Online channels have been vital for maintaining contact with suppliers and customers to generate revenues that have proved inaccessible to companies relying on offline methods.
Companies that have already invested in future-proofing their businesses are responding quickly to the shifting business landscape, while less developed rivals struggle to catch up.
In the remarketing industry, vehicle sales are its lifeblood and innovative UK specialist Aston Barclay has reaped the rewards of a multi-million digitalisation programme that was embedded in the business from its launch.
It focused on a balance between change and tradition with a national network of physical sites backed by extensive investment in digital technology, including a smartphone app for buyers.
The development of an ecosystem that allows vehicles to be switched between offline and online sales channels meant that it was trading again within two weeks of the UK’s lockdown announcement in March.

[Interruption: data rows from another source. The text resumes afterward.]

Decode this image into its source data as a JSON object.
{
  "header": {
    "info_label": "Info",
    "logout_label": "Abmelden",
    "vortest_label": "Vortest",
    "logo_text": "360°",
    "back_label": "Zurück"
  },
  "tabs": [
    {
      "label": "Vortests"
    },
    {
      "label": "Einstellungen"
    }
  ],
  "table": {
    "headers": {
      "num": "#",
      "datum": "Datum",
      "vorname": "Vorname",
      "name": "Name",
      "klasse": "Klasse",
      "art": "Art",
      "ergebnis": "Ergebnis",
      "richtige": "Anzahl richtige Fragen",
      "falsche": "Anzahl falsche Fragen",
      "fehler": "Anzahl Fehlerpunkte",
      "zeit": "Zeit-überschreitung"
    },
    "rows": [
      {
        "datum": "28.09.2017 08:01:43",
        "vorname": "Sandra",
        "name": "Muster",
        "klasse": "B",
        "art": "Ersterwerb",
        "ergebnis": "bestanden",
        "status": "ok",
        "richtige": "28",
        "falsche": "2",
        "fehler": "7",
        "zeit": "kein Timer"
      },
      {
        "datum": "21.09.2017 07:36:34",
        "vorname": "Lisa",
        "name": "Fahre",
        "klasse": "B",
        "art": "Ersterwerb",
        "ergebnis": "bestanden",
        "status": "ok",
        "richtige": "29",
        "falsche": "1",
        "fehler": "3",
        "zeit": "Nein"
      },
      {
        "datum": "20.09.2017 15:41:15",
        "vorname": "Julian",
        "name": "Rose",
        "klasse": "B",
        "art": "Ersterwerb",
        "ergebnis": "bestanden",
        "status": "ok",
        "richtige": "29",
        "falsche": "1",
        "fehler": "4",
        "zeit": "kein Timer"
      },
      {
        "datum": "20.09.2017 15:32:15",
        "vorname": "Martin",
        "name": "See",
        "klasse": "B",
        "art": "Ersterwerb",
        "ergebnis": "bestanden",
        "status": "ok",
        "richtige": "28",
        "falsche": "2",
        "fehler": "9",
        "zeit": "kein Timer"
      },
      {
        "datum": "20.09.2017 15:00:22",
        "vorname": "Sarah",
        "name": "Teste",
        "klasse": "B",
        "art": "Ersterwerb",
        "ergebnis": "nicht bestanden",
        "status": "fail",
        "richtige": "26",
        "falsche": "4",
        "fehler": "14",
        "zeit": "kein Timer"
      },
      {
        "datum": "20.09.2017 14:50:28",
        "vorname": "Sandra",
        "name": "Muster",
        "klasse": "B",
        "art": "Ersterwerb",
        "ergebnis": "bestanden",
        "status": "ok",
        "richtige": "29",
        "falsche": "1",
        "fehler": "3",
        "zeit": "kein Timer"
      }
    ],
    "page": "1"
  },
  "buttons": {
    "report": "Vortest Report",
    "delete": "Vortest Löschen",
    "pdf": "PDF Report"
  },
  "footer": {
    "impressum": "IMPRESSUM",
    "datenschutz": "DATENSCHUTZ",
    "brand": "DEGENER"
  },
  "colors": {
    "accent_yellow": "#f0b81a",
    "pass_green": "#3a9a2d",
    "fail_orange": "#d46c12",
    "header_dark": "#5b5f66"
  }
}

Staff worked from home, fulfilling their roles in live auctions from anywhere in the country, sometimes hundreds of miles apart, while customers simply switched to online services, allowing companies to extract the value from vehicle assets worth millions of pounds despite lockdown.
In total, Aston Barclay sold 12,000 vehicles between April and the start of June, equivalent to around 200 a day, through its e-Live and e-Xchange platforms, which kept the wheels of the industry moving through the worst of the crisis, though at a slower pace of around one-third of normal volumes.
The experience has “changed mindsets” according to managing director Martin Potter (pictured), and it will have long-term ramifications, with digital retailing becoming the “new normal”.
He envisages 70% of sales through its auctions being digital as both buyers and sellers trust the process involved and the accurate information they receive on vehicles.
Potter said: “In the long-term, the only area I can see returning to physical buying is older cars, with OEM and fleet stock using online channels.
“However, there will always be a need for physical sites for customers that want to see and touch the car; the industry also needs the storage space we provide.”
Auction sites also carry out inspection and imaging work, which is critical to ensuring buyers are confident enough to submit bids online.
Aston Barclay has been attracting a growing customer base of buyers, with an increase of 30% to date this year, equivalent to the percentage growth achieved for the whole of 2019.
A key attraction is its investment in technology, with more than 40% of vehicles now bought using the Aston Barclay smartphone app.
Its digital investment has been showcased during lockdown and its success has secured the interest of major clients, with new signings including Volkswagen Financial Services, while leading leasing company Zenith has increased its volume with Aston Barclay.
Post-lockdown, industry demand has returned as consumers have driven strong market growth, which could see the company’s remarketing volumes match or even exceed last year, despite the disruption of Coronavirus.
In his new role for Aston Barclay (managing director - customer), Potter oversees services to both vendors and buyers, and he is preparing the business for the next major change on the horizon, as growing numbers of electric vehicles reach the used vehicle market.
Aston Barclay is introducing a new ‘assured’ service to confirm the quality of electric and hybrid vehicles to buyers in expectation of growing used volumes. Leasing companies report alternative fuels now account for around 10% of their sales.
The auction firm is also responding to growing demand for commercial vehicles, with its first dedicated vans sale.
The developments come amid structural changes at Aston Barclay, with planned new roles including a head of marketing, head of buyer services and head of sales, while a new centre manager structure has been announced.
As part of the changes, group chief executive officer Neil Hodson will step down to take on a new consultative role.